Cuaresmeño peppers, the old Lenten dish that renamed the jalapeño – El Financiero

The annual festivities of the Lent they even get into the kitchen, so much so that to comply with religious practices there are foods that have been consumed through Mexican generations, from the chocolate that was drunk in some convents to resist the fastto dishes without red meat to meet the abstinenceLike the chiles cuaresmeñosthat lead to the season as a surname.

In the former Federal District During Lent, jalapeño peppers arrived to the metropolis, they came from neighboring states only for these dates, they were stuffed with cheese and tuna to eat on Good Friday, therefore, according to the Encyclopedic dictionary of Mexican gastronomythey got the name of chiles cuaresmeños“Although this type of filling is no longer so popular, chili is still a very common spicy,” he adds.

In another version, in Short dictionary of mexicanisms of Guido Gómez de Silva it is stated that they are called Cuaresmeño because is harvested in Lent (March and April), when it doesn’t rain.


The stuffed jalapeno peppers they are a regional dish from Xalapa, Veracruz, according to Larousse Cocina, their popularity spread due to the city’s railway station, from where they were marketed and shipped to other states, in addition, La Jalapeña, a canned chili packing factory, started them sell fillers.

Are they originally from Jalapa?

Jalapeño peppers are described as a fresh product of light and dark green color, conical, fleshy, shiny, in its dry and smoked version it is transformed into chipotle.

This variety is among one of the largest relevance in MexicoDuring the Third World Forum of Mexican Gastronomy, the researcher Porfirio Simón López López commented that due to their production, the outstanding chiles in the country are the serrano, jalapenoguajillo, ancho, pasilla, habanero, tree and apple.

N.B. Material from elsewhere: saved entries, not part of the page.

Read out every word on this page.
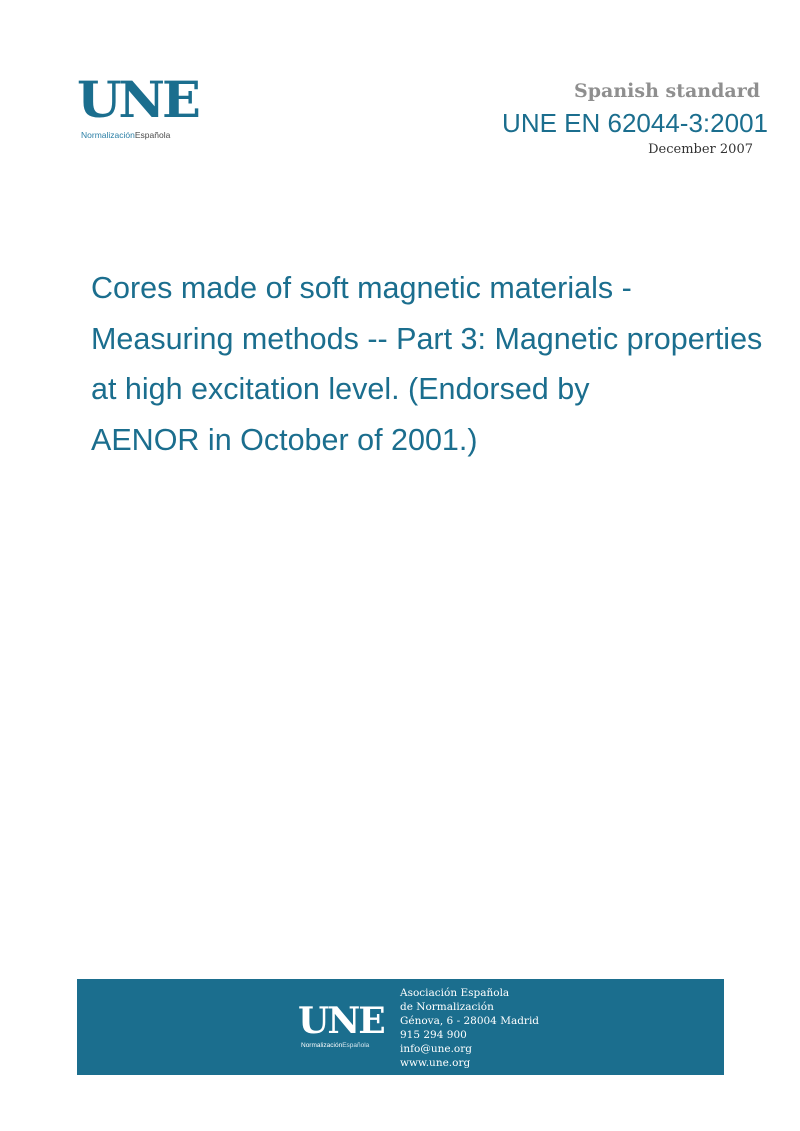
UNE
NormalizaciónEspañola
Spanish standard
UNE EN 62044-3:2001
December 2007
Cores made of soft magnetic materials -
Measuring methods -- Part 3: Magnetic properties
at high excitation level. (Endorsed by
AENOR in October of 2001.)
UNE
NormalizaciónEspañola
Asociación Española
de Normalización
Génova, 6 - 28004 Madrid
915 294 900
info@une.org
www.une.org
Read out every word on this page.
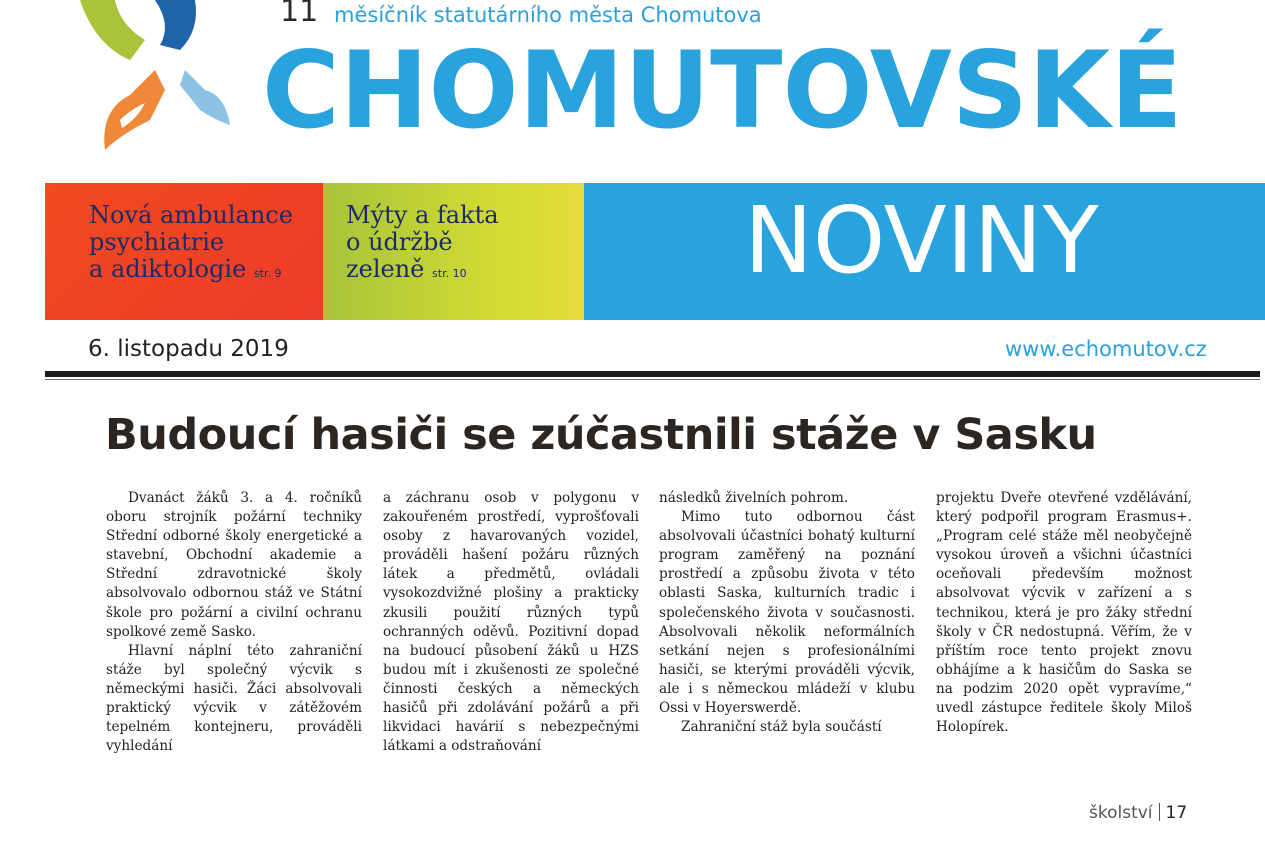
11 měsíčník statutárního města Chomutova
CHOMUTOVSKÉ
Nová ambulance
psychiatrie
a adiktologie str. 9
Mýty a fakta
o údržbě
zeleně str. 10	NOVINY
6. listopadu 2019	www.echomutov.cz
Budoucí hasiči se zúčastnili stáže v Sasku

Dvanáct žáků 3. a 4. ročníků oboru strojník požární techniky Střední odborné školy energetické a stavební, Obchodní akademie a Střední zdravotnické školy absolvovalo odbornou stáž ve Státní škole pro požární a civilní ochranu spolkové země Sasko.

Hlavní náplní této zahraniční stáže byl společný výcvik s německými hasiči. Žáci absolvovali praktický výcvik v zátěžovém tepelném kontejneru, prováděli vyhledání

a záchranu osob v polygonu v zakouřeném prostředí, vyprošťovali osoby z havarovaných vozidel, prováděli hašení požáru různých látek a předmětů, ovládali vysokozdvižné plošiny a prakticky zkusili použití různých typů ochranných oděvů. Pozitivní dopad na budoucí působení žáků u HZS budou mít i zkušenosti ze společné činnosti českých a německých hasičů při zdolávání požárů a při likvidaci havárií s nebezpečnými látkami a odstraňování

následků živelních pohrom.

Mimo tuto odbornou část absolvovali účastníci bohatý kulturní program zaměřený na poznání prostředí a způsobu života v této oblasti Saska, kulturních tradic i společenského života v současnosti. Absolvovali několik neformálních setkání nejen s profesionálními hasiči, se kterými prováděli výcvik, ale i s německou mládeží v klubu Ossi v Hoyerswerdě.

Zahraniční stáž byla součástí

projektu Dveře otevřené vzdělávání, který podpořil program Erasmus+. „Program celé stáže měl neobyčejně vysokou úroveň a všichni účastníci oceňovali především možnost absolvovat výcvik v zařízení a s technikou, která je pro žáky střední školy v ČR nedostupná. Věřím, že v příštím roce tento projekt znovu obhájíme a k hasičům do Saska se na podzim 2020 opět vypravíme,“ uvedl zástupce ředitele školy Miloš Holopírek.

školství 17
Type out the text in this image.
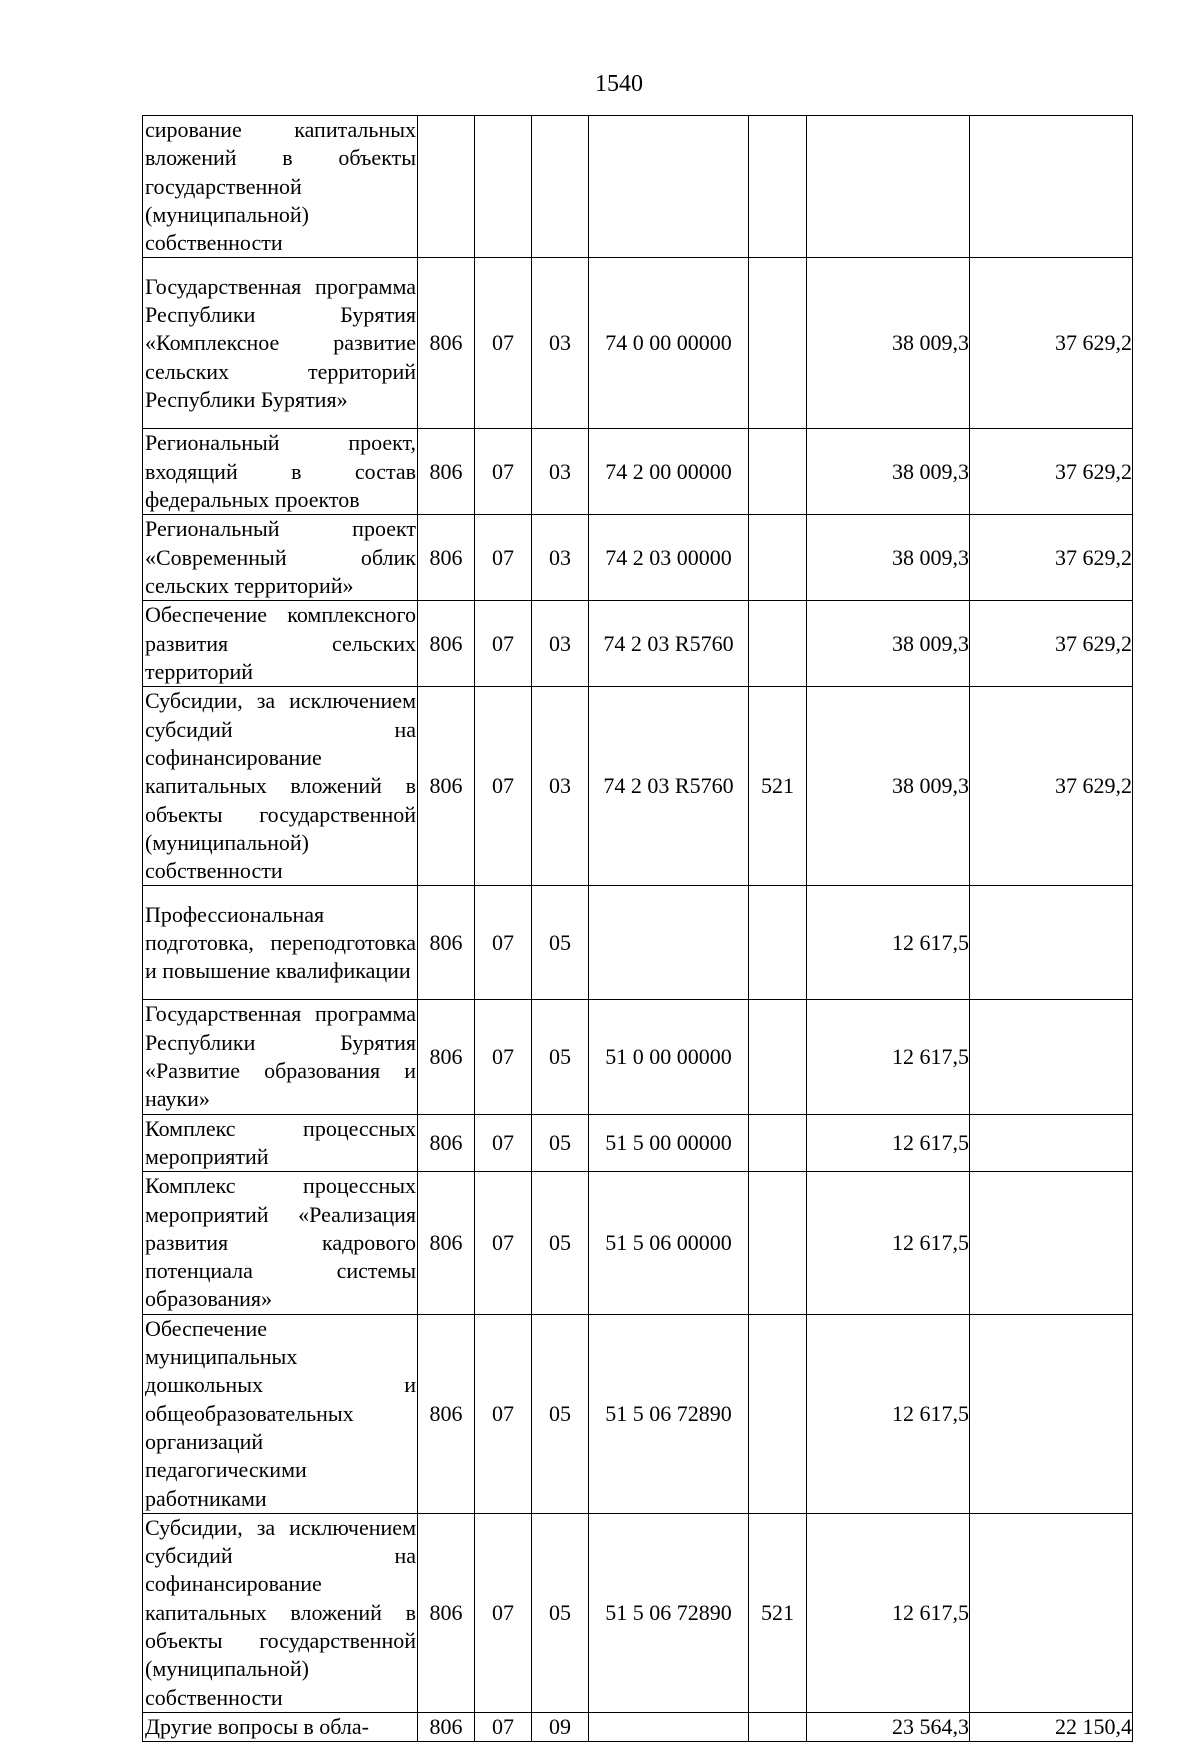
1540
сирование капитальных вложений в объекты государственной (муниципальной) собственности							
Государственная программа Республики Бурятия «Комплексное развитие сельских территорий Республики Бурятия»	806	07	03	74 0 00 00000		38 009,3	37 629,2
Региональный проект, входящий в состав федеральных проектов	806	07	03	74 2 00 00000		38 009,3	37 629,2
Региональный проект «Современный облик сельских территорий»	806	07	03	74 2 03 00000		38 009,3	37 629,2
Обеспечение комплексного развития сельских территорий	806	07	03	74 2 03 R5760		38 009,3	37 629,2
Субсидии, за исключением субсидий на софинансирование капитальных вложений в объекты государственной (муниципальной) собственности	806	07	03	74 2 03 R5760	521	38 009,3	37 629,2
Профессиональная подготовка, переподготовка и повышение квалификации	806	07	05			12 617,5	
Государственная программа Республики Бурятия «Развитие образования и науки»	806	07	05	51 0 00 00000		12 617,5	
Комплекс процессных мероприятий	806	07	05	51 5 00 00000		12 617,5	
Комплекс процессных мероприятий «Реализация развития кадрового потенциала системы образования»	806	07	05	51 5 06 00000		12 617,5	
Обеспечение муниципальных дошкольных и общеобразовательных организаций педагогическими работниками	806	07	05	51 5 06 72890		12 617,5	
Субсидии, за исключением субсидий на софинансирование капитальных вложений в объекты государственной (муниципальной) собственности	806	07	05	51 5 06 72890	521	12 617,5	
Другие вопросы в обла-	806	07	09			23 564,3	22 150,4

The version has been spread that, as the name indicates, jalapeño peppers are so called because they are produced prominently in XalapaVeracruz, although it is actually cultivated in different regions of the country.


Contrary to this statement, the researcher Rosa María Spinoso Arcocha explains in the article Jalapeños: A “Spicy” Cultural History that were accredited in this way because Xalapa was the place from which they were marketed and distributed to the various regions of New Spain, especially in preserve brine or marinadea Mediterranean technique of food preservation.

“I don’t even dare to suggest that Xalapa was the place where they began to be preserved in that way, since this could have happened anywhere and at any time,” he details.

The specialist points out that these chiles have a denomination of origin in Mexico and are called by different names depending on the region: in addition to cuaresmeñosthey are called green, striped, jarochoscorked, three loins, San Andrés, candelaria, hairy, fat and red snapper.

One of its ancient names, according to the encyclopedic dictionaryis tornachile or tornachileThis is how it is mentioned in old cookbooks, it derives from the Nahuatl tonalchilli, tone, sun heat and ChileChile; It is also called chilchote, from the Nahuatl chilchotlwhich translates as hot chili that makes you cry.

In an interview for the portal of the University of Guadalajara, Rosa María Spinoso added that the jalapeño, although it is not the hottest, is associated as an identity product of Mexico at an international level:

“We have made an effort to be identified as chili lovers, because we take chili everywhere, it is part of our diet… The jalapeño became internationalbecause today there is even a flavor, the jalapeño flavor that we find in various products, due to the way it is prepared.”